TEXTO de SEI SHONAGON








Cosas que están lejos aunque estén cerca

Fiestas que se celebran cerca del palacio.
Relaciones entre hermanos, hermanas y otros miembros de la familia que no se quieren.
El camino zigzagueante que lleva al templo de Kurama.
El último día del Duodécimo Mes y el primero del Primer Mes.

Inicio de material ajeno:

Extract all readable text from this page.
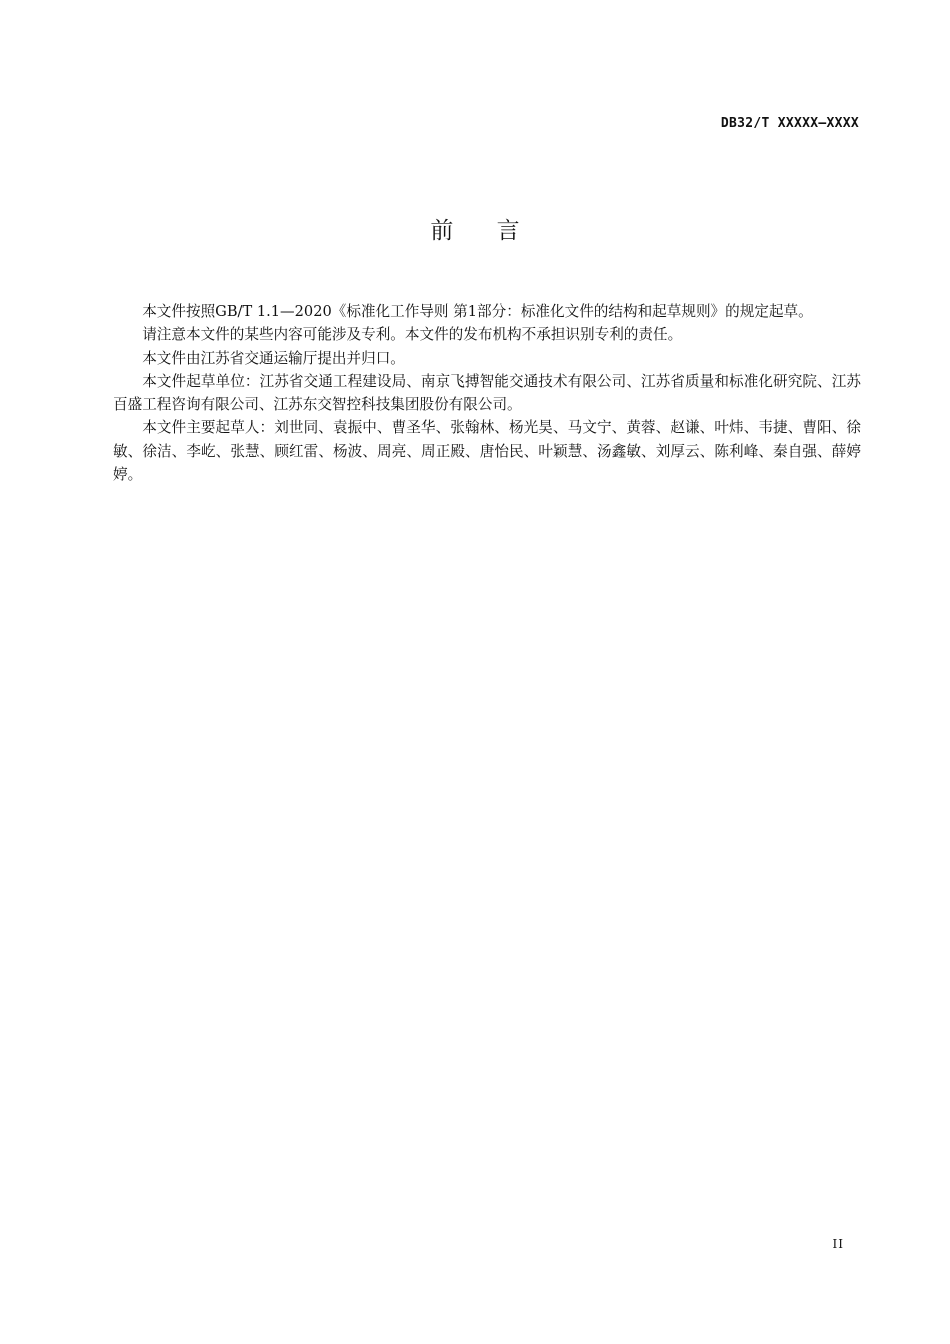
DB32/T XXXXX—XXXX
前 言

本文件按照GB/T 1.1—2020《标准化工作导则 第1部分：标准化文件的结构和起草规则》的规定起草。

请注意本文件的某些内容可能涉及专利。本文件的发布机构不承担识别专利的责任。

本文件由江苏省交通运输厅提出并归口。

本文件起草单位：江苏省交通工程建设局、南京飞搏智能交通技术有限公司、江苏省质量和标准化研究院、江苏百盛工程咨询有限公司、江苏东交智控科技集团股份有限公司。

本文件主要起草人：刘世同、袁振中、曹圣华、张翰林、杨光昊、马文宁、黄蓉、赵谦、叶炜、韦捷、曹阳、徐敏、徐洁、李屹、张慧、顾红雷、杨波、周亮、周正殿、唐怡民、叶颖慧、汤鑫敏、刘厚云、陈利峰、秦自强、薛婷婷。

II
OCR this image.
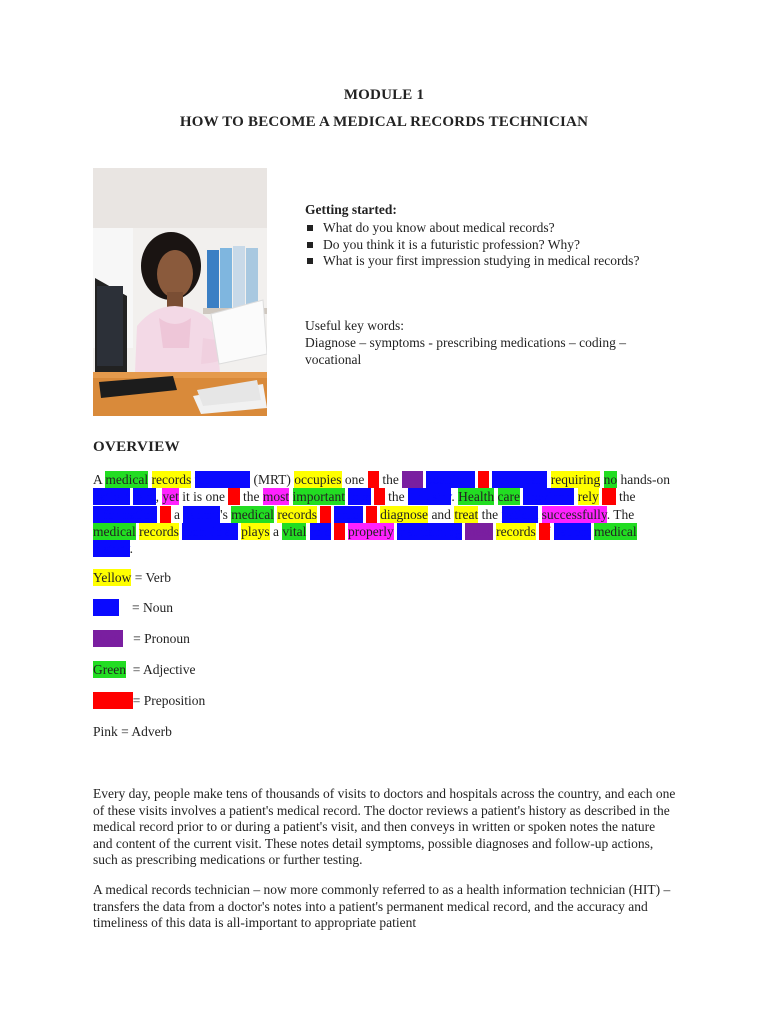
MODULE 1
HOW TO BECOME A MEDICAL RECORDS TECHNICIAN
Getting started:
What do you know about medical records?
Do you think it is a futuristic profession? Why?
What is your first impression studying in medical records?
Useful key words:
Diagnose – symptoms - prescribing medications – coding – vocational
OVERVIEW
A medical records technician (MRT) occupies one of the few positions in healthcare requiring no hands-on patient care, yet it is one of the most important jobs in the industry. Health care providers rely on the information in a patient's medical records in order to diagnose and treat the patient successfully. The medical records technician plays a vital role in properly maintaining these records of patient medical history.
Yellow = Verb
Blue    = Noun
Ungu   = Pronoun
Green  = Adjective
Orange= Preposition
Pink = Adverb
Every day, people make tens of thousands of visits to doctors and hospitals across the country, and each one of these visits involves a patient's medical record. The doctor reviews a patient's history as described in the medical record prior to or during a patient's visit, and then conveys in written or spoken notes the nature and content of the current visit. These notes detail symptoms, possible diagnoses and follow-up actions, such as prescribing medications or further testing.
A medical records technician – now more commonly referred to as a health information technician (HIT) – transfers the data from a doctor's notes into a patient's permanent medical record, and the accuracy and timeliness of this data is all-important to appropriate patient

(de: El libro de la almohada - Alianza Editorial)

(Acuarela: Susana Benet)



jueves, 25 de abril de 2013

PROSA




PANTALLA BORRADORA

 Es curioso, cuando tengo apagado el ordenador mi mente parece estar más clara y me hace interesantes sugerencias: páginas que podría visitar, consultas sobre libros, autores, revistas, viajes, blogs…, pero después, cuando me siento ante la pantalla, no sé por qué, se me olvidan todos mis propósitos. De hecho, lo olvido todo. A veces me pregunto: “¿qué era aquello que quería ver en internet?” y la respuesta es un enorme vacío. ¿Será que tengo amnesia? ¿Será que, en realidad, no me interesa nada? ¿Será que soy voluble y olvidadiza? He estado meditando (con el ordenador apagado, claro) y he llegado a la conclusión de que se trata de la pantalla, del indudable poder que posee para dejarme la mente en blanco, como si a mí no me funcionase el “wifi” o tuviese algún cable desconectado. De hecho, se me llega a olvidar que el tiempo corre muy deprisa y, algunas veces, se me pasa la hora de comer o de cenar y me levanto de la silla como una sonámbula que vaga por la casa desorientada: “¿qué hora es?, ¿en qué fecha estamos?”. Cada día parece que el poder de este trasto crece, mientras mi mente se va apagando como una pila gastada. Dicen que esto chupa energía, que no es bueno para la salud, que hay que salir a la calle. Pero en cuanto me aparto de la pantalla, y mi mente se despeja un poco, vuelven a asaltarme tremendos deseos de explorar todo lo que acumula ese gran almacén de datos, ese otro cerebro que, a medida que crece, va borrando del nuestro la memoria.